Bürokratie

Bei jedem Kultfilm taucht nach einer Weile noch der "Director‘s Cut" auf. Das ist meist eine Hommage des Regisseurs an seine eigene Genialität, welche durch die profanen Auflagen des Produzenten verwischt, verwässert, verhunzt oder sonst wie verhindert wurde.

In der Regel sind die Director‘s Cuts durchaus sehenswerte Filme, gelegentlich etwas lang, aber von einer meist unzweifelhaft authentischeren Stimmung als die Kinoversionen, die eher dem breiten Geschmack angepasst und zeitgerecht zurechtgefönt wurden.
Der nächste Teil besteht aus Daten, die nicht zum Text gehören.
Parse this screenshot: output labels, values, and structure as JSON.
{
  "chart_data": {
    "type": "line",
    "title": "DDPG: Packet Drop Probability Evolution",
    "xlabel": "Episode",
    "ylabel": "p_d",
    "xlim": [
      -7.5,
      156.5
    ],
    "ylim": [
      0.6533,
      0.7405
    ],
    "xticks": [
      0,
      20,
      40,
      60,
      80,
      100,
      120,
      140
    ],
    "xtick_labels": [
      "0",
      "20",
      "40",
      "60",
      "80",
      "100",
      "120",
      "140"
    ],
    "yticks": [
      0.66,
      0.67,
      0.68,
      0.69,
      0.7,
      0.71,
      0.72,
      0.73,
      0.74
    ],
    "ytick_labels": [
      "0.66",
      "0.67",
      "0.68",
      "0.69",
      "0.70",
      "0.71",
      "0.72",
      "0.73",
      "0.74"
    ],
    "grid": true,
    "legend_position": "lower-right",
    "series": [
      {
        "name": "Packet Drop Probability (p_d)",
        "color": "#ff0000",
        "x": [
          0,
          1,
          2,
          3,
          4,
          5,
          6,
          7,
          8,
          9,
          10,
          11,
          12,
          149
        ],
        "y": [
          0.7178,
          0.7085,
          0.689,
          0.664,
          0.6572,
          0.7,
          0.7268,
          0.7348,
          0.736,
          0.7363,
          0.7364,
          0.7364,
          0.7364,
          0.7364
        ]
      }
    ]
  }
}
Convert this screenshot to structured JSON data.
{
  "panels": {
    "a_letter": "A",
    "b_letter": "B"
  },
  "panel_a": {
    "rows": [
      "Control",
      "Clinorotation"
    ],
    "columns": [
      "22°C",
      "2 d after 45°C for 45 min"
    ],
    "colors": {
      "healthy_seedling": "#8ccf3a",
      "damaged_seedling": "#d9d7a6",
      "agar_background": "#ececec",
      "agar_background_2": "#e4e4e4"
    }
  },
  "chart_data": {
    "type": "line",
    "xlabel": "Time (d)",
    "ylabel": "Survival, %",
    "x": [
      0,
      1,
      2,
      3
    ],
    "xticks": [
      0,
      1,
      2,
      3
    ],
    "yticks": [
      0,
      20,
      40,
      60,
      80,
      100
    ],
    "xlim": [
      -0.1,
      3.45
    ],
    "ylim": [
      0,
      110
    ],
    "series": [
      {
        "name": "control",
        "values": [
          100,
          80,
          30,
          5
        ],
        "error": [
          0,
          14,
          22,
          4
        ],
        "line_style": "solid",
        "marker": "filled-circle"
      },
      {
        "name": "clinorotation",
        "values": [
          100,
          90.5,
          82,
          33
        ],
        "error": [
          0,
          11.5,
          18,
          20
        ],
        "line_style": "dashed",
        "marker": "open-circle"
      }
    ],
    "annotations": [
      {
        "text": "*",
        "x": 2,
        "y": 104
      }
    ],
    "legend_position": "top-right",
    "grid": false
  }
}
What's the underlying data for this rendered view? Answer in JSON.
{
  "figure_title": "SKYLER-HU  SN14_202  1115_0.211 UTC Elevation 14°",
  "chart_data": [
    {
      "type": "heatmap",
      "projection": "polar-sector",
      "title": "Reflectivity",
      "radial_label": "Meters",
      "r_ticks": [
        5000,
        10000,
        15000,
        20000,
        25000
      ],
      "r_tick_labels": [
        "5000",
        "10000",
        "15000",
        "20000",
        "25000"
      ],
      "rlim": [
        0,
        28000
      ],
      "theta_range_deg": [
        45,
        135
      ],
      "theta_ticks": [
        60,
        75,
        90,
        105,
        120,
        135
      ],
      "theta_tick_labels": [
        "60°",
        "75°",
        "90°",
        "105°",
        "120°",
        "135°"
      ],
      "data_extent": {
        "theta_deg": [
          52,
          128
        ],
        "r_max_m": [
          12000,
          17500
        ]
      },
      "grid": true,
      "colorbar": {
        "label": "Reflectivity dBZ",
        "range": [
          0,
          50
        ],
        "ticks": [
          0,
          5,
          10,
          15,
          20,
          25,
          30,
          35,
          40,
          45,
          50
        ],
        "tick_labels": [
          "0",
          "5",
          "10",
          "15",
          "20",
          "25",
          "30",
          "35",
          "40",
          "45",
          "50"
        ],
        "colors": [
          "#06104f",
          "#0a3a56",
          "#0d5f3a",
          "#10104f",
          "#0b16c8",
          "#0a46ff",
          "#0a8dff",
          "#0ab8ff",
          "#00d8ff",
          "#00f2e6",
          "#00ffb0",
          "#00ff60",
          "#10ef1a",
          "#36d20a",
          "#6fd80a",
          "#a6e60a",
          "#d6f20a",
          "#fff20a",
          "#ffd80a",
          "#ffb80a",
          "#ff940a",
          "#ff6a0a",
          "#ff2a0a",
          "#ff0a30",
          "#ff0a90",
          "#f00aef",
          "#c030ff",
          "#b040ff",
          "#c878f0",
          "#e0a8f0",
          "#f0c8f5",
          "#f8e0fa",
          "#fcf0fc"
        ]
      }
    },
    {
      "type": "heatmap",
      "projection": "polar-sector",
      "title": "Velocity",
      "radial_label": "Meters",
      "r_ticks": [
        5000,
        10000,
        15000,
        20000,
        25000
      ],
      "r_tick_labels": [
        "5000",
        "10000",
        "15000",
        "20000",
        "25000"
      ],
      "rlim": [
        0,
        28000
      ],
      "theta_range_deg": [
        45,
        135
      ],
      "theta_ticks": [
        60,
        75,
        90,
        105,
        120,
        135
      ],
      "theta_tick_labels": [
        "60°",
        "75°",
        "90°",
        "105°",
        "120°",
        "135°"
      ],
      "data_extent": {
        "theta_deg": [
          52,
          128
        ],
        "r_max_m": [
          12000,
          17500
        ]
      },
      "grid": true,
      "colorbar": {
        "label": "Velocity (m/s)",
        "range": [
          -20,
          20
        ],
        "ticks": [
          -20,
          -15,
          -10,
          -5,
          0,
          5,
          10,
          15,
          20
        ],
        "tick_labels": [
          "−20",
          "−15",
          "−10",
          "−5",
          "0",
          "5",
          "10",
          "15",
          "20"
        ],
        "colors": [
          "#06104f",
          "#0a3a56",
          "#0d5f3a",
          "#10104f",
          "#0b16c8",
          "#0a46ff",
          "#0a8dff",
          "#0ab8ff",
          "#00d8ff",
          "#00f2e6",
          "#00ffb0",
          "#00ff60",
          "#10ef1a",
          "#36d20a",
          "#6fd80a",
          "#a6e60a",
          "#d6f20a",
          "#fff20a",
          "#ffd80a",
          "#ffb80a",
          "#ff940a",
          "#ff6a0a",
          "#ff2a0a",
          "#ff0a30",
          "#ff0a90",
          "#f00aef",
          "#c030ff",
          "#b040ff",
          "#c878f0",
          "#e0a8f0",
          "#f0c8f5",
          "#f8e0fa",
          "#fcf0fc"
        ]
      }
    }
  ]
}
Nun stellen Sie sich vor: Auch von der Herzroute gibt es einen Director‘s Cut. Natürlich ist die offiziell ausgeschilderte Version der Route bereits schon sehr gut. Sie stammt ja auch von uns. Da und dort aber haben sich leichte Zensuren von nicht genannt werden wollenden Organen eingeschlichen, sodass wir dem puristisch veranlagten Genussvelöler nicht verheimlichen wollen, dass es an ausgewählten Punkten eben doch kleine Zusatzabschnitte gäbe, welche die bereits bestehende Route um überaus reizvolle Nuancen erweitern würden. So dürfen wir hinter vorgehaltener Hand sagen, dass Herisau nicht ganz so hässlich ist, wie es scheint, indem man die offizielle Routenführung verlässt und sich ins wunderbare barocke Ortsbild vorwagt. Testen Sie einmal die Oberdorfstrasse oder die Bachstrasse aus; Sie werden verblüfft sein. Oder wussten Sie, dass die Zuger über einen geheimen Berg verfügen, den sie aber nur für sich behalten wollen? Allen Fremden teilen sie bedauernd mit, dass ebendieser Berg keine weitere Belastung mehr erträgt, –auch nicht durch E-Bikes,- da er schon übermässig durch einheimische Autos und darin sitzende Erholungssuchende frequentiert wird.

Da wir von der Herzroute über tadellose diplomatische Gepflogenheiten verfügen, würden wir nie wagen, solche Verdikte in Zweifel zu ziehen oder gar anzufechten. –Da und dort fragt man vielleicht unschuldig nach, ob man sich verhört hat oder eine Verwechslung vorliege. Das ist bei diesen Stellen allerdings selten.

So bleibt denn nur der Hinweis auf die ursprüngliche künstlerische Intention und das sehnsüchtige Besingen dahingegangener Streckenabschnitte, welche wir so gerne zu einem Farbtupfer im Gemälde unserer nationalen Velo-Elegie gemacht hätten. Um nicht als verbale Angeber und Pedalverdreher dazustehen, haben wir uns Folgendes überlegt: Wer die unverdünnte Herzroute fahren will, kann das tun. Wir bieten auf unserer Homepage die GPS-Tracks der unzensierten Route an, den Director‘s Cut eben. Diesen lädt man sich ins iPhone oder Velo-Navi und biegt da und dort unauffällig von der Strecke ab, um sich ein paar Minuten oder Stunden später mit einem breiten Grinsen wieder auf derselben einzufinden.